Español 2 – Sevilla FC 3. Un penalti y una expulsión de chiste pusieron en peligro la justa victoria

Por fin llegó la primera victoria, más que merecida, sobre todo por la buena primera parte que se hizo, pero que a punto estuvo de irse al traste por un penalti que, a mi modo de ver, es inexistente. Rezaba para llegar al descanso con un 0-3, pero no pudo ser, por una gracieta arbitral. En esta ocasión fue por un balón que supuestamente da en el brazo de Acuña, que salta a por un balón, pero no llega y le da el balón en el brazo, de espaldas. Yo creo que le da en el costado, y si el da en el brazo, es un simple roce. Las manos de Acuña estaban en posición natural, puesto que estaba saltando y tenía los brazos en posición para mantener el equilibrio, y además no cortaba ningún pase, ni ocasión de gol. Era un balón intranscendente y una acción totalmente involuntaria. Pues nada, penalti que te crió. Las penas máximas supuestamente están para castigar una infracción grave, no para premiar un golpe de suerte. Pero para pena máxima los árbitros que tenemos que aguantar en Primera División.

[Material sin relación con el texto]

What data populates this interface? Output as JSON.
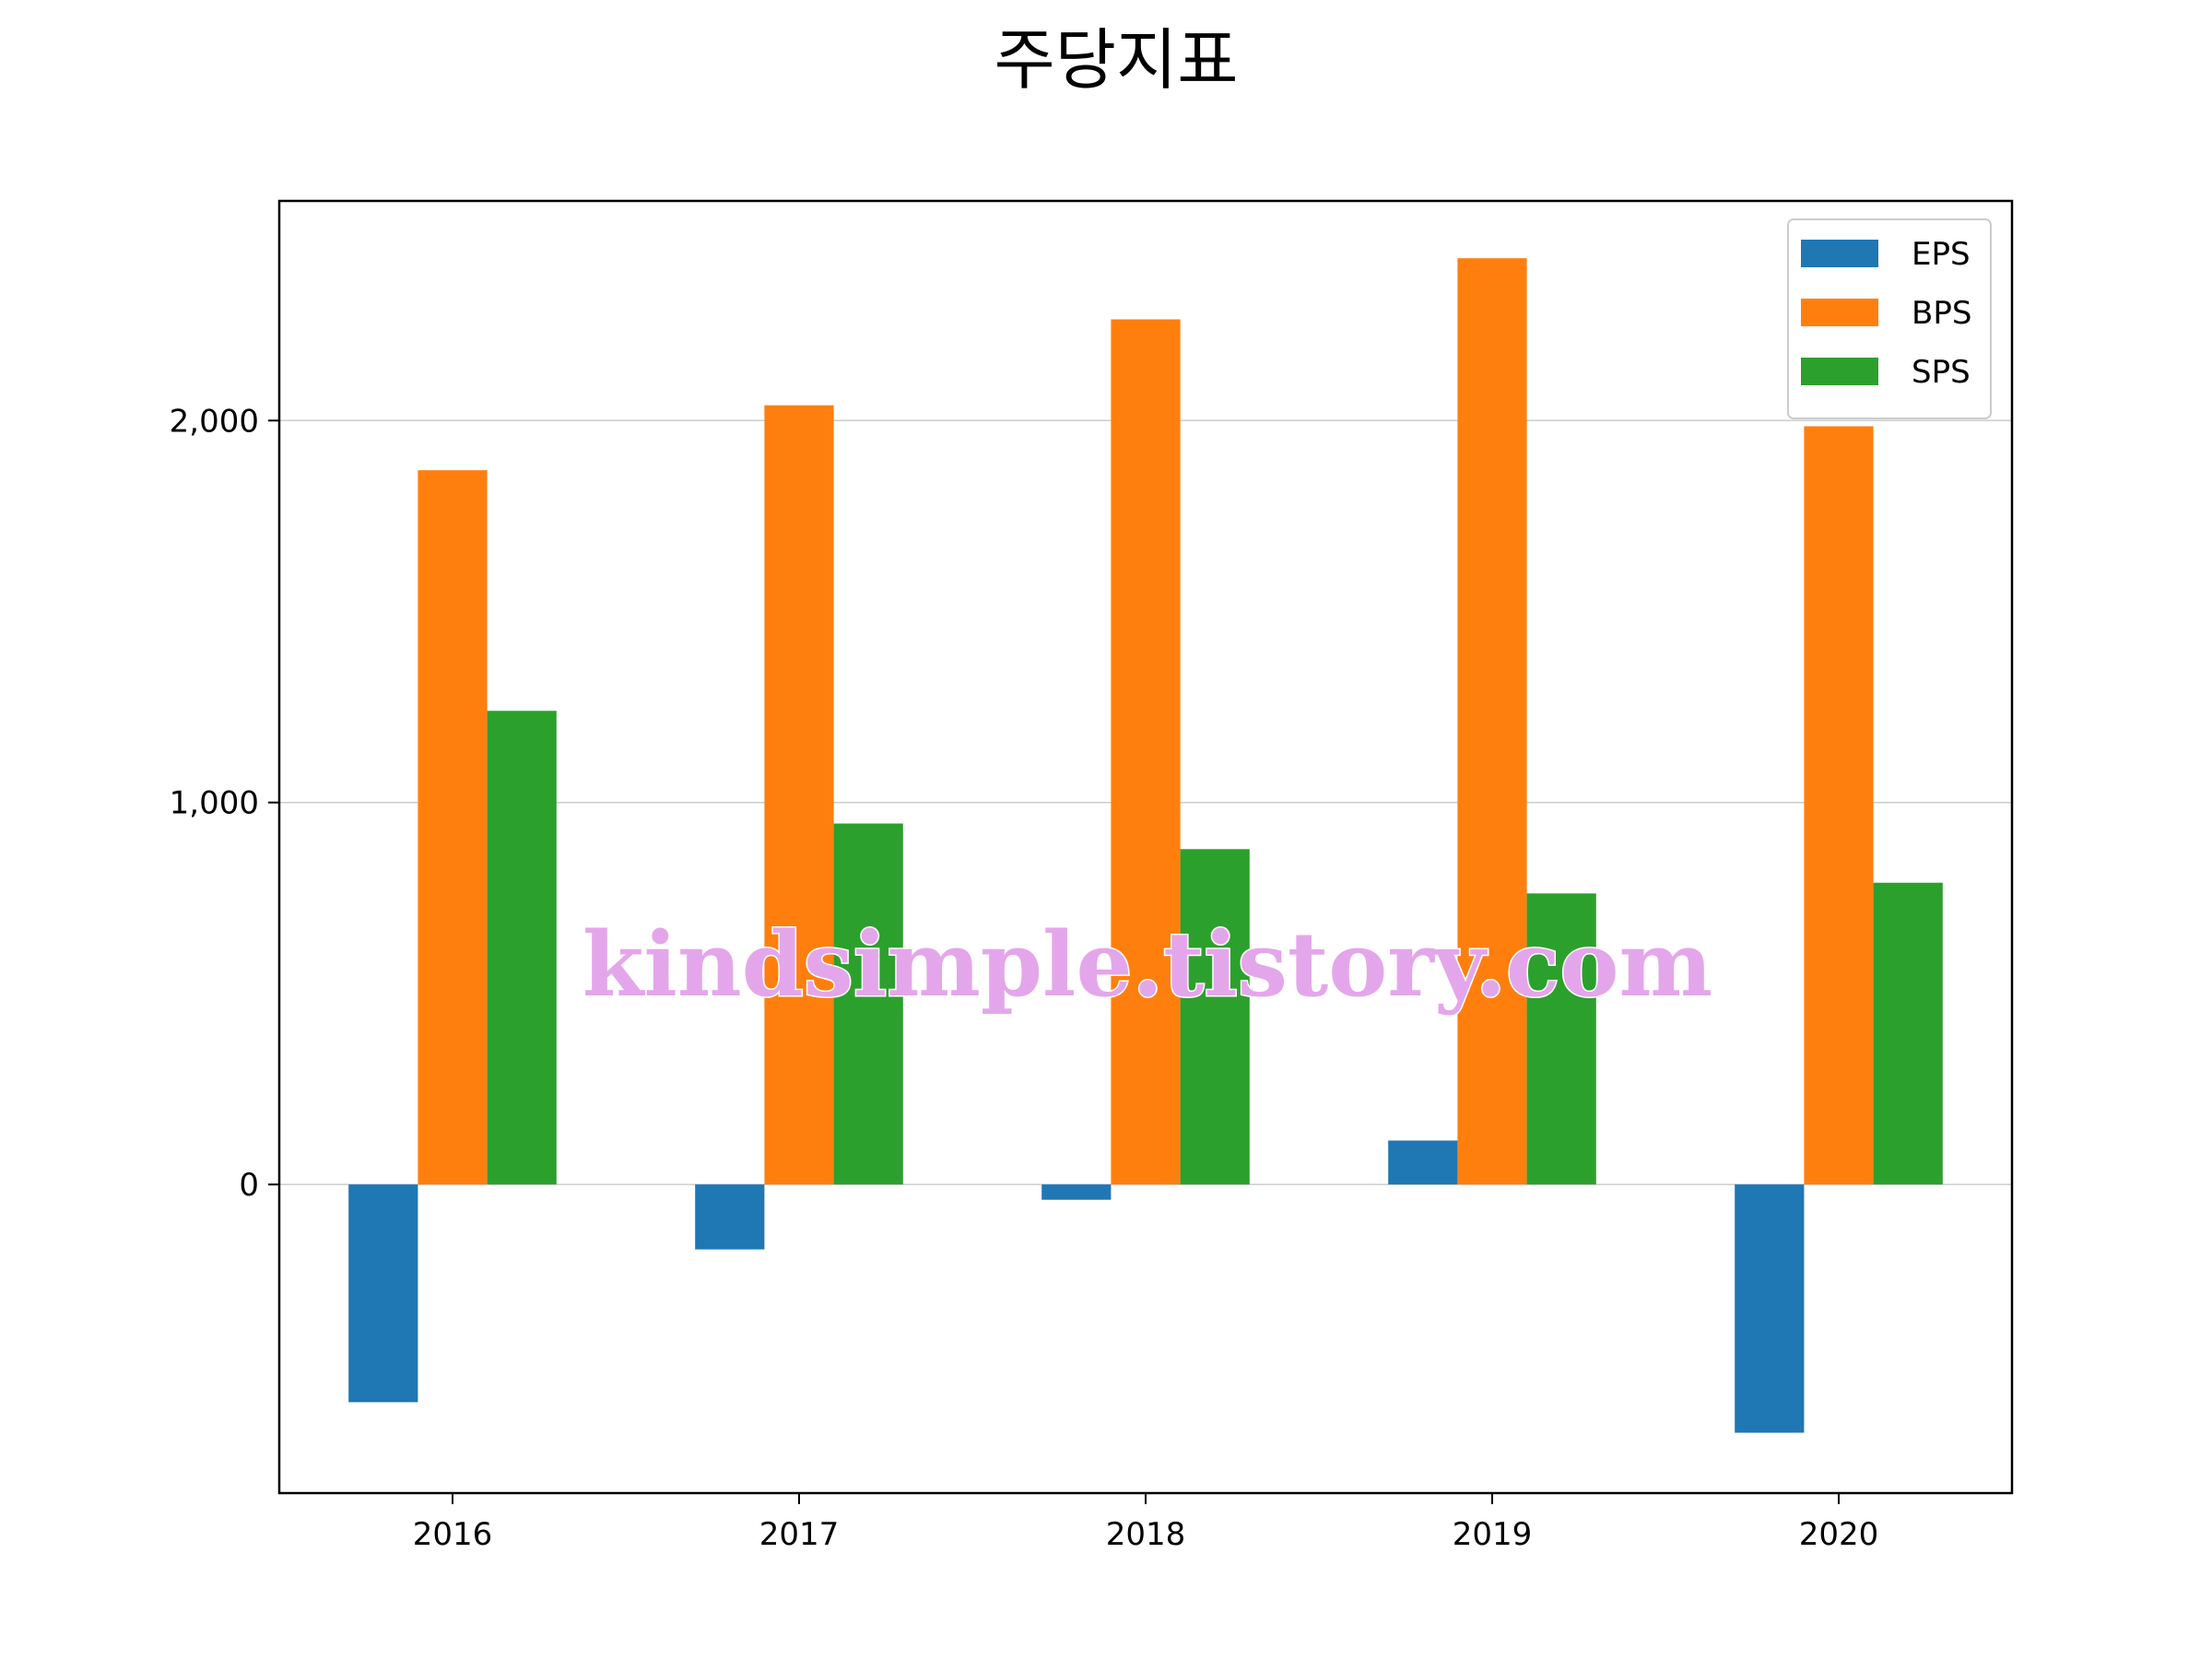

Esta polémica jugada fue decisiva, puesto que daba opciones a los locales de remontar el resultado. Eso sí, estaba en manos del Sevilla ir a por el cuarto, o recular y echarse atrás. Y el Sevilla, como suele ocurrir, optó por lo segundo. Y además lo hizo mal, con la defensa demasiado atrasada, dentro del área, y permitiendo centros al área con desesperante facilidad. Y en uno de esos centros llegó el gol que nos haría sufrir hasta el final, en un doble remate del que fuera compañero de nuestro «miarma» en el Toulouse, Braithwaite, que se aprovechó de un mal despeje de Bono y de la lentitud y poca contundencia de los centrales.

Por si fuera poco, por si fuera necesaria más madera, otra gracieta arbitral, al expulsar a Lamela. Supongo que el Sevilla recurrirá las tarjetas, porque la primera no es ni falta y la segunda, según decían por TV tampoco, ya que no tocó al jugador. En cualquier caso, a la calle y un efectivo menos para defender el resultado. También es verdad que Lamela, teniendo ya una amarilla, no debería haber entrado con tanta fuerza.

Y como no hay dos sin tres, la última gracieta que tenía reservada Cuadra Fernández fue añadir once minutos de descuento, cuando apenas hubieron interrupciones, excepto en los minutos finales.

Pero bueno, se sufrió de lo lindo, pero los tres puntos para Sevilla, que es lo importante.

Lo mejor fue la aportación canterana, en especial de José Ángel Carmona. Me alegro muchísimo por el chaval, que tuvo una actuación estelar y decisiva, al hacer dos goles y dar la asistencia en el gol de Lamela.

Victoria muy merecida y necesaria para afrontar los dos próximos y difíciles partidos, ante Villarreal y Atlético de Madrid.